Multitude en failed states

Antid Oto antidoto at HOME.NL
Sun Apr 17 00:32:13 CEST 2005


REPLY TO: D66 at nic.surfnet.nl

http://query.nytimes.com/gst/fullpage.html?res=9F0DE6D7173AF936A15754C0A9629C8B63

Een review over een boek dat ook genoemd werd in Upping the
Anti #1. Fukuyama legt in deze review een accent op het
belang van state building. De keyvraag die ik aan het review
zou willen toevoegen: waarom ontwikkelt de United States
zich als een failed state?

MULTITUDE

War and Democracy
in the Age of Empire.
By Michael Hardt and Antonio Negri.
427 pp. The Penguin Press. $27.95.

Well before 9/11 and the Iraq war put the idea in
everybody's mind, Michael Hardt and Antonio Negri had
popularized the notion of a modern empire. Four years ago,
they argued in a widely discussed book -- titled, as it
happens, ''Empire'' -- that the globe was ruled by a new
imperial order, different from earlier ones, which were
based on overt military domination. This one had no center;
it was managed by the world's wealthy nation-states
(particularly the United States), by multinational
corporations and by international institutions like the
World Trade Organization and the International Monetary
Fund. This empire -- a k a globalization -- was
exploitative, undemocratic and repressive, not only for
developing countries but also for the excluded in the rich West.

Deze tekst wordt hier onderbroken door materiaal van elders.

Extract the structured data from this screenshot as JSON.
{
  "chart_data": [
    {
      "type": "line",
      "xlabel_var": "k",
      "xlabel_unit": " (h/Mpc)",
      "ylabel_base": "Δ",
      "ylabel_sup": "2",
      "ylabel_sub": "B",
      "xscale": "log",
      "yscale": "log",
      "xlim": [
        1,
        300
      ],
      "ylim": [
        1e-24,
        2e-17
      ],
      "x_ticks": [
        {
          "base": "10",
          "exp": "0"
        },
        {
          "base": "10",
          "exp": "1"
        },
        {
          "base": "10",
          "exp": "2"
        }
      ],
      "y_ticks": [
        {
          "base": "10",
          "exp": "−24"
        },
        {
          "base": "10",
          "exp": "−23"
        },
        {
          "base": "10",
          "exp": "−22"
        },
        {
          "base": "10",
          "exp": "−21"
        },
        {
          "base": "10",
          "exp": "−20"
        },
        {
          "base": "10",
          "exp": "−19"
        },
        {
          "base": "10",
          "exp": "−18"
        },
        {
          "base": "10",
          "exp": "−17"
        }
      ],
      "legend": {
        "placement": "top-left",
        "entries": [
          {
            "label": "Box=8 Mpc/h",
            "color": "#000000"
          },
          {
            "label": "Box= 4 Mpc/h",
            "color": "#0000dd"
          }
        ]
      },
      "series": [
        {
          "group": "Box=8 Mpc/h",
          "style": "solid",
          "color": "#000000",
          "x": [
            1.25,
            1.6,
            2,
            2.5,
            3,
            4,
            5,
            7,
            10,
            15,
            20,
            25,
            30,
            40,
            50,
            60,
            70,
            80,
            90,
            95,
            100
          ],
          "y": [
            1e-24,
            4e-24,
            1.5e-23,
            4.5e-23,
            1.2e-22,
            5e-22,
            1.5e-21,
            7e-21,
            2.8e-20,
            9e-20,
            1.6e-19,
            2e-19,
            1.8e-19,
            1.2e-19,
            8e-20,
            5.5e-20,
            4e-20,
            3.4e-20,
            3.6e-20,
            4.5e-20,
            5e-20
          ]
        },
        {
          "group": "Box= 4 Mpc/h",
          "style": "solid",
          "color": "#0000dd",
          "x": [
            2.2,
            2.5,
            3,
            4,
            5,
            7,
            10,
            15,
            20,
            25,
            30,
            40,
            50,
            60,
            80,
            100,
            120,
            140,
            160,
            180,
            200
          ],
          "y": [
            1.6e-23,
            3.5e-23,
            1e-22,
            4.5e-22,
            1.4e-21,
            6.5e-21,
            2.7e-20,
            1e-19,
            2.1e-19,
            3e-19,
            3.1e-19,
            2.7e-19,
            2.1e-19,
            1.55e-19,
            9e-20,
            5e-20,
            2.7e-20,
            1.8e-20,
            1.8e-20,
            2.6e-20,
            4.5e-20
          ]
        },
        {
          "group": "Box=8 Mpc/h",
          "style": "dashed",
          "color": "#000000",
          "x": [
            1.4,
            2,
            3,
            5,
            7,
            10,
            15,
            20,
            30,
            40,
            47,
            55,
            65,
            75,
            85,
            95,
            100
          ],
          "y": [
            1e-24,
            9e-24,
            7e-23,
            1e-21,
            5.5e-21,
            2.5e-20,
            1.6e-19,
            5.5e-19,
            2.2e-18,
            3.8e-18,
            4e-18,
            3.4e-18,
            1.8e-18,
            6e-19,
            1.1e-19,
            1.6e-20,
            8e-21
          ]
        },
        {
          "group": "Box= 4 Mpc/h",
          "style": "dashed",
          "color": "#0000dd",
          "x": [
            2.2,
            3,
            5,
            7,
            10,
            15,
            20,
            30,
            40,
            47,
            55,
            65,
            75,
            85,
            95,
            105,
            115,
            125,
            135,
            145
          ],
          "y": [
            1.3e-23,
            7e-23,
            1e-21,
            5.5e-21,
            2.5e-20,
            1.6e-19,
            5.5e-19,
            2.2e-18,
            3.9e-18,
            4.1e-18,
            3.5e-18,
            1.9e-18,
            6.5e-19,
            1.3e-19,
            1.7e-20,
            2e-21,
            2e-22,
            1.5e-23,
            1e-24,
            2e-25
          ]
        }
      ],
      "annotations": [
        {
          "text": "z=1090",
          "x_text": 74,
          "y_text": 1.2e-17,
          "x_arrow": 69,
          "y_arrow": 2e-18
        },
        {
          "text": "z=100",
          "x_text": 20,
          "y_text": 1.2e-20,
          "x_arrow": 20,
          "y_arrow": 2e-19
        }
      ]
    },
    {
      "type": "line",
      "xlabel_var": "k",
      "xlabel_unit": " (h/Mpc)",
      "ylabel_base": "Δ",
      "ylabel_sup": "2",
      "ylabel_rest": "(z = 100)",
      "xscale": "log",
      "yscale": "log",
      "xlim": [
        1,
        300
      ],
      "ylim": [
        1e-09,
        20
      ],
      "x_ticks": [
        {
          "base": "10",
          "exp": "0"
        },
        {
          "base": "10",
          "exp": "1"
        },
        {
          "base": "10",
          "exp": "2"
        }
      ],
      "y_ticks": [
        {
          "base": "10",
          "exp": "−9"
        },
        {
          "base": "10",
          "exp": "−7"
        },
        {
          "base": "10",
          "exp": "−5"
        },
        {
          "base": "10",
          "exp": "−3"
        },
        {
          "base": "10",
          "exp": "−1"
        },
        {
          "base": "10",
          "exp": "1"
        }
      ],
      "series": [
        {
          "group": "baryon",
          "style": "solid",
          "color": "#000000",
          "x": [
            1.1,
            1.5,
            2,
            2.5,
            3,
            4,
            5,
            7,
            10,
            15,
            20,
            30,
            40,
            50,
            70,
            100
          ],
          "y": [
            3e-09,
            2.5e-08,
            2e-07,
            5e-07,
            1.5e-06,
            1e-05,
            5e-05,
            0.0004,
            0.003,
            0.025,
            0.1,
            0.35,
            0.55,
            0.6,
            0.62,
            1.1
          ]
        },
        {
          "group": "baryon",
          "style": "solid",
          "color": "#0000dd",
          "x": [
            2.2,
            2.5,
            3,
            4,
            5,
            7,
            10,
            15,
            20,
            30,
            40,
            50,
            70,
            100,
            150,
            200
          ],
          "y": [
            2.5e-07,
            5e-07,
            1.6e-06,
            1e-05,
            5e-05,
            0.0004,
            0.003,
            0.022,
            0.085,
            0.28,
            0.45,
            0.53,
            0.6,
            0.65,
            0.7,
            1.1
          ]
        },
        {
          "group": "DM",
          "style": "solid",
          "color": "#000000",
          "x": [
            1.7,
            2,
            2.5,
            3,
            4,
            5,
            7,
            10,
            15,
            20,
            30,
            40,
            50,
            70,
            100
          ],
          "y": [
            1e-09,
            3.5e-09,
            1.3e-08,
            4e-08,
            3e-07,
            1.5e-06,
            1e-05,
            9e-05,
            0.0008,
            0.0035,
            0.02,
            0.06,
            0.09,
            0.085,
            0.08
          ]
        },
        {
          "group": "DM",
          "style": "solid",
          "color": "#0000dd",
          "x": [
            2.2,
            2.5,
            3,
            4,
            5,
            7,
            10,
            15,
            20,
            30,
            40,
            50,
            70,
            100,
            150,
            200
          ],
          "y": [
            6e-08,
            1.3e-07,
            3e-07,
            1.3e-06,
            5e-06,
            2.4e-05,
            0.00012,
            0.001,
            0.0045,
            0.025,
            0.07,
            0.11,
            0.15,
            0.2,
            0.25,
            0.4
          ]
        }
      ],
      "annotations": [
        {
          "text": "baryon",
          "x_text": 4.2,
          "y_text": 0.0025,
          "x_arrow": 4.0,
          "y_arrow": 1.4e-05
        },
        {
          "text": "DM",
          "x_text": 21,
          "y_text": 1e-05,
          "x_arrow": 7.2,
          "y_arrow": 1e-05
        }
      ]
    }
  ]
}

Hardt and Negri's new book, ''Multitude,'' argues that the
antidote to empire is the realization of true democracy,
''the rule of everyone by everyone, a democracy without
qualifiers.'' They say that the left needs to leave behind
outdated concepts like the proletariat and the working
class, which vastly oversimplify the gender/racial/ethnic/
class diversities of today's world. In their place they
propose the term ''multitude,'' to capture the ''commonality
and singularity'' of those who stand in opposition to the
wealthy and powerful.

This book -- which lurches from analyses of intellectual
property rules for genetically engineered animals to
discourses on Dostoyevsky and the myth of the golem -- deals
with an imaginary problem and a real problem. Unfortunately,
it provides us with an imaginary solution to the real problem.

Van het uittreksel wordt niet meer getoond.